Kurz vor dem Ende des US-Wahlkampfs greift der Präsidentschaftskandidat Barack Obama noch einmal in die Vollen und präsentiert seine Botschaft „American Stories, American Solutions“ zur besten Sendezeit gleich auf sieben Fernseh-Networks. Dadurch konnten die US-Bürger kaum dem 30 Minuten langen perfekt inszenierten TV-Spot des Demokraten entgehen. Im Gegensatz zu seinem Gegenspieler von den Republikanern verzichtet er darin auf persönliche Angriffe und zeigt sich schon jetzt ganz souverän als der voraussichtlich nächste US-Präsident, der in Lösungen denkt und nicht im Klein-Klein des Wahlkampfs verharrt.
Damit steuert die Obamanie mit einem „Obamamercial“ seinem Höhepunkt zu. Gekostet soll die Ausstrahlung der TV-Anzeige zwischen 3,5 und fünf Millionen Dollar haben. Das kann er sich im Rahmen seiner Wahlkampagne durchaus leisten, schließlich hat er insgesamt rund 780 Millionen Dollar an Spenden eingesammelt, mehr als jeder andere Präsidentschaftskandidat zuvor geschafft hatte. Demgegenüber soll John McCain nur 340 Millionen Dollar an Spendengelder zur Verfügung haben. Inhaltlich hat der republikanische Kandidat wenig zu bieten: Deshalb bezeichnet er den TV-Spot als schönen Schein und erneuerte seine Charakterangriffe auf Obama.
Schon jetzt hat der Video-Spot auf YouTube innerhalb weniger Stunden rund 400.000 Besucher gehabt. Zudem prägt die Meldung die hiesige Medienlandschaft. Ein Blick auf Google News genügt.
Im Tageschau-Blog wird erläutert, was die bekanntesten US-Blogs und ihre User über das Fernsehereignis berichtet haben. Wer sich selbst ein Bild von der Meinung der Onliner machen will, sollte sich Election2008 auf Twitter ansehen.
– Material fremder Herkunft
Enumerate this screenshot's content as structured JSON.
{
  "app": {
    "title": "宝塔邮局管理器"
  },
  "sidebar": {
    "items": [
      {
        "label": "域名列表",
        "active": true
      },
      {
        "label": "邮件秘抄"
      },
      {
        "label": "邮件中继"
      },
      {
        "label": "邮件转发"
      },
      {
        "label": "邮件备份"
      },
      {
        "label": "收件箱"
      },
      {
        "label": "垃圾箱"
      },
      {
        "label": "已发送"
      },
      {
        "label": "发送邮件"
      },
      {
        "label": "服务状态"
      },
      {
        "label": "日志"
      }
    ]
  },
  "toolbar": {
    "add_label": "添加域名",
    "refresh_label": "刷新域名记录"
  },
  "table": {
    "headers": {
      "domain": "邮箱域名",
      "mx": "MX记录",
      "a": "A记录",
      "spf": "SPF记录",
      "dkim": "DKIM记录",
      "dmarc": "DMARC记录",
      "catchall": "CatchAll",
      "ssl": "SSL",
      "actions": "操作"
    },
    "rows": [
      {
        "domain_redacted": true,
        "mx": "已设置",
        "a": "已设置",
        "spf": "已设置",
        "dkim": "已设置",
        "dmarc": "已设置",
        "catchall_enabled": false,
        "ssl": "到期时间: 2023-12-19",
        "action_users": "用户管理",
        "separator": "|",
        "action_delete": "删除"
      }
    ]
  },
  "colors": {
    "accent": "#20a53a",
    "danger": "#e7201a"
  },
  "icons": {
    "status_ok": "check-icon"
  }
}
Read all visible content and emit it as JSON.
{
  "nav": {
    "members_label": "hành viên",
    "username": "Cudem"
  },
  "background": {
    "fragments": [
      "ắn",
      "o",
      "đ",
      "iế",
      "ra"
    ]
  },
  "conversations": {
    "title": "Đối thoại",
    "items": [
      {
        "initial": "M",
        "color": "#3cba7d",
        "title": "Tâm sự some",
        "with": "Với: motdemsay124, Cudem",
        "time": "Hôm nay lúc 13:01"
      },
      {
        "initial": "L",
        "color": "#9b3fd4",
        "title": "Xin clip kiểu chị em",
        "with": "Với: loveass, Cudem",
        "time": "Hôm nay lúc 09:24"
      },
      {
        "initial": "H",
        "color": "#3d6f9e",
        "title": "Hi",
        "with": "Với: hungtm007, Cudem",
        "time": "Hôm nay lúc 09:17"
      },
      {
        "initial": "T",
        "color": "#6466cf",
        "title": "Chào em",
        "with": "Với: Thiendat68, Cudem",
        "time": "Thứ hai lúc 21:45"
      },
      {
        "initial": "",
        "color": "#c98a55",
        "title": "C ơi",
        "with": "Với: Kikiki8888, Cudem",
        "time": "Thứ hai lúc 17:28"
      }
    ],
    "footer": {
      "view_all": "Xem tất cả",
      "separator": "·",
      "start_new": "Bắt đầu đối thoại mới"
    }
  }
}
Dort können Sie genau verfolgen, wie die Twitterer über die Kandidaten und den TV-Spot denken.
Es scheint wirklich danach auszusehen, dass Barack Obama am 4. November zum nächsten US-Präsidenten gewählt wird. In seiner Online-Kampagne hat er jedenfalls alles richtig gemacht. Sein Ansatz einer vernetzten Kommunikation über alle Kanäle (Twitter, Facebook, Blogs, Flickr, Meetup, Youtube etc.) hinweg gilt als weltweites Vorbild für künftige Wahlkämpfe, oft auch als Politik 2.0 bezeichnet.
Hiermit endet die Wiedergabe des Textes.